Planning a Cocktail Party

“A medium vodka dry Martini – with a slice of lemon peel. Shaken and not stirred.” James Bond (Sean Connery) in Dr No.

Imagine a cocktail party where the men are dashing and the women glamorous – and you at the centre the perfect host!

Now if you’re feeling inspired, stop! Think! A little planning beforehand will help make your cocktail party go with an even bigger swing!

  • Choose a date. A late Sunday afternoon or early evening affair is likely to accommodate more people than a Friday or Saturday night. Pick a date well in advance.
  • Decide whom you’re going to invite. A mix of about 10-12 old and new friends works well – as long as you pick carefully!
  • Send out formal invitations at least three weeks in advance. Receiving a proper invite through the post, especially if it’s unexpected, is all the more exciting. State times, dress code and what to expect in the way of food and drinks. If you’re having a themed party (see Cocktail Party Themes), the invitation is the place to let people know.
For Example: Welcome to Breakfast at Tiffany’s
Please join us from 6.00 pm to 9.00 pm
for ice-cold dry martinis and swanky hors d’oeuvres
Tuxedo and little black dress optional but very desirable!

  • Plan your food and drink (See Cocktail Party Food). Make a shopping list and buy non-perishables in advance. Don’t forget the non-alcoholic cocktails for the designated driver.
  • Design the party area. As well as seats and space for mingling, you need a table to act as cocktail bar and another table for the nibbles. If you’re having a theme, you’ll need to think about any decoration you want for the room.
  • Flowers, candles and music will all help set the scene. Again, planning in advance is the key.
  • Sort out your glasses. You’ll need to allow at least two per person. If you don’t have enough, borrow some from your local off-licence, or visit some charity shops: you may be able to pick up cocktail glasses cheaply. Wine glass charms will help your guests remember which glass is theirs.
  • Practise mixing cocktails. Not only will this make you look good in front of your guests, you’ll get to drink what you practise on!
  • You’ll need plenty of ice. A cool box filled with ready-prepared ice cubes should last you a while – but start freezing the cubes early in the day.
  • It’s pleasant to end the evening with some sweet nibbles and coffee – maybe Irish coffee. As well as satisfying the sweet-toothed amongst your guests, it signals that it’s nearly time to go home.
  • Have the phone number of a taxi firm to hand in case your innocent-seeming cocktails prove too tempting for some of your guests!
Stocking the Bar We suggest you offer a small number of cocktails based on the same one or two spirits. The contents of your bar will depend on which ones you choose, but a basic cocktail bar will contain some or most of these:

  • Vodka
  • Rum
  • Gin
  • Bourbon
  • Scotch
  • Tequila

You could stock up on the liqueurs, such as Crème de Menthe, Baileys or Drambuie, but that’s getting a bit extravagant and not really necessary if you don’t already have some in the house. But you will need some or all of these mixers:

  • Fruit juices
  • Soda water
  • Tonic water
  • Coca cola
  • Ginger ale
  • Angostura bitters
  • Tabasco sauce

And don’t forget dry vermouth if you’re planning martinis!
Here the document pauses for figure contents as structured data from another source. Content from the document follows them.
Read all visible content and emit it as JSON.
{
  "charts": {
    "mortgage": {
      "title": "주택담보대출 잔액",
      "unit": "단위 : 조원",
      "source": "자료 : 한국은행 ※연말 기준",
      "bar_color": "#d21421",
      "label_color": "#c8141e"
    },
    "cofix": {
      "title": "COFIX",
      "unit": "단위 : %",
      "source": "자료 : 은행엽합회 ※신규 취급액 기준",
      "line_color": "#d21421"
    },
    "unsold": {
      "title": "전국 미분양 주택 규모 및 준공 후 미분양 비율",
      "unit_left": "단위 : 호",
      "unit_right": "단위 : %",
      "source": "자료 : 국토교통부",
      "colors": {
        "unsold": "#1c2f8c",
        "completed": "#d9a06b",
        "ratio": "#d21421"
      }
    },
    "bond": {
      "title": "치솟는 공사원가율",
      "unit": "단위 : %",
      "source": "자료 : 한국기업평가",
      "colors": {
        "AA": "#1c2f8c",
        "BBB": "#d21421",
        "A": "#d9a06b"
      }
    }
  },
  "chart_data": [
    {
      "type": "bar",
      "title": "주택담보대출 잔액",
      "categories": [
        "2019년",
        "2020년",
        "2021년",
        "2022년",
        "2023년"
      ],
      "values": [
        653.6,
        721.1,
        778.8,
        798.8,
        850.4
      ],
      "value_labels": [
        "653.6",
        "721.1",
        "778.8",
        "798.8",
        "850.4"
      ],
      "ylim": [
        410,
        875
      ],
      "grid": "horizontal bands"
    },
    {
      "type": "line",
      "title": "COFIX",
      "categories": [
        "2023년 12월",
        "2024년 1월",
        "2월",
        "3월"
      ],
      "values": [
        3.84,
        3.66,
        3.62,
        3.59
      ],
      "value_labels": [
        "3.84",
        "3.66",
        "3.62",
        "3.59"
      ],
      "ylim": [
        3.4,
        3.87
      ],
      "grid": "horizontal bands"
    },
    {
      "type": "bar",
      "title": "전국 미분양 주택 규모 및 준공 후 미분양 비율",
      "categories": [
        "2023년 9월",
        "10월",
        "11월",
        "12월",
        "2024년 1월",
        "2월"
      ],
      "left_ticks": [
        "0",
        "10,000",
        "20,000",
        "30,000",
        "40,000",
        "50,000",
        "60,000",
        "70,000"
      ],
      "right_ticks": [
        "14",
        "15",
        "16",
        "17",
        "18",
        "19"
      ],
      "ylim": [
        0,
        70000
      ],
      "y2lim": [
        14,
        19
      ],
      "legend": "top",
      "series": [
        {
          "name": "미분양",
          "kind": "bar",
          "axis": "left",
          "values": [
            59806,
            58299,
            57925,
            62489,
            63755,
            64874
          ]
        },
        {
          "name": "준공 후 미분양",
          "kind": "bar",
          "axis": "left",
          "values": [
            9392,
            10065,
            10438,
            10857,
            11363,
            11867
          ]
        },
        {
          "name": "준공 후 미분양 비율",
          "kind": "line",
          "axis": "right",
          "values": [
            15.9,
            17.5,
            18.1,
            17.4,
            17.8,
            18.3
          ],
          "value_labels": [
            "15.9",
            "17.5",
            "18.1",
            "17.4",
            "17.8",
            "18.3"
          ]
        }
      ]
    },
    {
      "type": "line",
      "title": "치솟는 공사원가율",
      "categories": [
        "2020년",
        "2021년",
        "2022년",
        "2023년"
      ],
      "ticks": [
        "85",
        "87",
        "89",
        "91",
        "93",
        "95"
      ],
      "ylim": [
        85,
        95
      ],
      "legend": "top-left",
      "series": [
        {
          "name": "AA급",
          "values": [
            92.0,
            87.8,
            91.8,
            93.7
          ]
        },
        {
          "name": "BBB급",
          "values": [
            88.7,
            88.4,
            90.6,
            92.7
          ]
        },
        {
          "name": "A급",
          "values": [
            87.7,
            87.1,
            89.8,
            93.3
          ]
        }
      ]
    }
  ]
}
  • Some experts say the more the garnish, the worse the drink, but some cocktails benefit from an olive (martini), a cherry or a twist of lemon or lime peel (Manhattan). And plenty of ice!
  • Salt or sugar-rimmed glasses can look very attractive. Rub a wedge of lime or lemon around the rim of the glass. Spread some coarse salt or caster sugar on a saucer and dip the rim in it. Chill.
Extras To look the bees’ knees, your bar will need at least 1 cocktail shaker and an ice bucket, plus toothpicks and olives. Cocktail umbrellas and plastic olive swords are optional depending on the theme.

How Much?

  • Allow 3 or 4 cocktails per person. A 750 ml bottle will give you about 16 cocktails. Play safe and buy a little more than think you need.
  • If you’ve decided to offer 2 or 3 cocktails, make them up in iced pitchers and have them ready to pour.
And Finally

  • Home measures tend to be more generous than bar measures so add lots of mixer to the drink.
  • A cocktail party is meant to be fun – for the host as well as the guests! Be well prepared and enjoy yourself!